Movie review by Greg Carlson

Nathan Lee recently wrote that to accuse Sofia Coppola “of lacking ideas presumes she has any interest in them.” While this left-handed compliment deflects a certain type of negative criticism often leveled at Coppola’s still emerging filmmaking style, “Marie Antoinette” will likely frustrate more viewers than it enchants. To be sure, her gossamer spin on the famous royal should not be judged on its historical accuracy or its fealty to storytelling conventions. Had the director rehashed the expected Marie Antoinette signposts, such as the Affair of the Necklace or the queen’s trip to the guillotine, imagine how the critics would have howled at her.

“Marie Antoinette” is not a bad movie. On the contrary, Coppola manages for the third time to capture the quintessence of a certain kind of isolation and loneliness, and she does this with an authority that eludes most filmmakers. Unfortunately, Coppola also refuses to take any risks with relationship development. Throughout the movie, the filmmaker stubbornly resists exploring the bond between Marie Antoinette and her husband Louis XVI. Dialogue is always eschewed in favor of exhilarating montage, and this is where the writer-director ultimately comes up short.

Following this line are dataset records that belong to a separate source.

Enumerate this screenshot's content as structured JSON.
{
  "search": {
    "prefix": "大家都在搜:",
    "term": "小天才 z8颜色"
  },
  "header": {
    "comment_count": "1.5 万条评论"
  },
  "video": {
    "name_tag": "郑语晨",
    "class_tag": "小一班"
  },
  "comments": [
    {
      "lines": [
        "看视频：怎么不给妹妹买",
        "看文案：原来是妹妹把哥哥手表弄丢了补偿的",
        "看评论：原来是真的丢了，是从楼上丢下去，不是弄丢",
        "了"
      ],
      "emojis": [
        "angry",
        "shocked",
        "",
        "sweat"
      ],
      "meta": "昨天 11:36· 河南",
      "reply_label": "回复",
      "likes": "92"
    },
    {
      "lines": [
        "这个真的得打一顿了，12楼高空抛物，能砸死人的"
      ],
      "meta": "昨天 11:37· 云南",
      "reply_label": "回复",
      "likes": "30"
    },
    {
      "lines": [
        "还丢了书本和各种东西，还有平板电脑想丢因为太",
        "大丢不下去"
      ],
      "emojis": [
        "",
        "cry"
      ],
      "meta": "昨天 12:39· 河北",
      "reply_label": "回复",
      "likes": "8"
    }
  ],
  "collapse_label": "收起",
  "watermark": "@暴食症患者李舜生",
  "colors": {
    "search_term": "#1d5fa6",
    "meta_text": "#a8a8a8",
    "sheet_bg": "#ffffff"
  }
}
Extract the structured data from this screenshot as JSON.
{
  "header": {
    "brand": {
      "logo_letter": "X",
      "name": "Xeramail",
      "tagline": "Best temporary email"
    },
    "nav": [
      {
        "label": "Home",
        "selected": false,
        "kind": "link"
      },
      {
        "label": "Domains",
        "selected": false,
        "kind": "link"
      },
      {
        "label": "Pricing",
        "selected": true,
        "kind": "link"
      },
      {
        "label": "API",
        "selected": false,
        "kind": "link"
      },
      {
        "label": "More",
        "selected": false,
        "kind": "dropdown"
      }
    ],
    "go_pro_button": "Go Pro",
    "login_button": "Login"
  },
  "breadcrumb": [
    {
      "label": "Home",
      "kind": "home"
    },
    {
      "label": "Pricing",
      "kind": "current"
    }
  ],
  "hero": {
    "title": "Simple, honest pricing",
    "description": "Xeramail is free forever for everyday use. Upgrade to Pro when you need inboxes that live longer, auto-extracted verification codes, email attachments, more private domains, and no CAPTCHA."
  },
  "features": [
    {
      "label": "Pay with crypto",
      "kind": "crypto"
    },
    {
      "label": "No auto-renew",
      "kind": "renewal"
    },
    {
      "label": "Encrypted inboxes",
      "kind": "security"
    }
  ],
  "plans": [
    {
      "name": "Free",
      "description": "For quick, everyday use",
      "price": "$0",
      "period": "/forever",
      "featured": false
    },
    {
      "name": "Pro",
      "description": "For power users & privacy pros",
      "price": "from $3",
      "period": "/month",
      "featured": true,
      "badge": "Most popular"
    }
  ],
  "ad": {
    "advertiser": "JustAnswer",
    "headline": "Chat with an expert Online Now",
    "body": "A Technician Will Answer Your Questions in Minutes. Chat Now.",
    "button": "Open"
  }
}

Not everyone will appreciate the casting of Kirsten Dunst in the title role, but the choice is perfectly suited to the thematic foundation upon which Coppola builds her version of the tale. The movie reminds us that Marie Antoinette was only fourteen when she was married off to the French dauphin. As seen through the eyes of a young girl, “Marie Antoinette” replicates the rhythms of teenage existence, alternating between sleepyhead somnolence and giddy hyperactivity. The film roars to life whenever there is an opportunity to indulge the queen’s passion for parties and shopping. Shooting at Versailles does wonders for the weight of the film’s overall design presence, but Milena Canonero’s opulent costumes seal the deal, and steal nearly every scene.

Coppola further hammers home her strategy of contemporization by scoring the film with an armload of bulletproof rock tracks, many from the late 1970s and early 1980s. The song choices have a mesmerizing effect on the scenes they accompany, and for viewers of a certain age, their incorporation will set off a heady rush of nostalgia. Bow Wow Wow’s version of “I Want Candy” bounces along with images of conspicuous courtly consumption, as all manner of chocolates, libations, gowns, and shoes (including a quick and winking glimpse at a Chuck Taylor canvas All-Star sneaker) fill the frame. Additionally, Gang of Four, New Order, the Cure, and Siouxsie and the Banshees adroitly match the visuals with which they are paired.

Coppola’s decision to largely ignore the political upheaval taking place outside Marie Antoinette’s window mutes the impact of the film’s final movement. The queen has been so thoroughly cut off from the commoners that even a grand gesture of respect, eerily shot on the same balcony where the historical event took place, fails to arouse the kind of breathtakingly awed response it intends. The very final set of shots moves to reclaim some of the territory lost by so completely focusing on the title character’s spacey, shallow narcissism.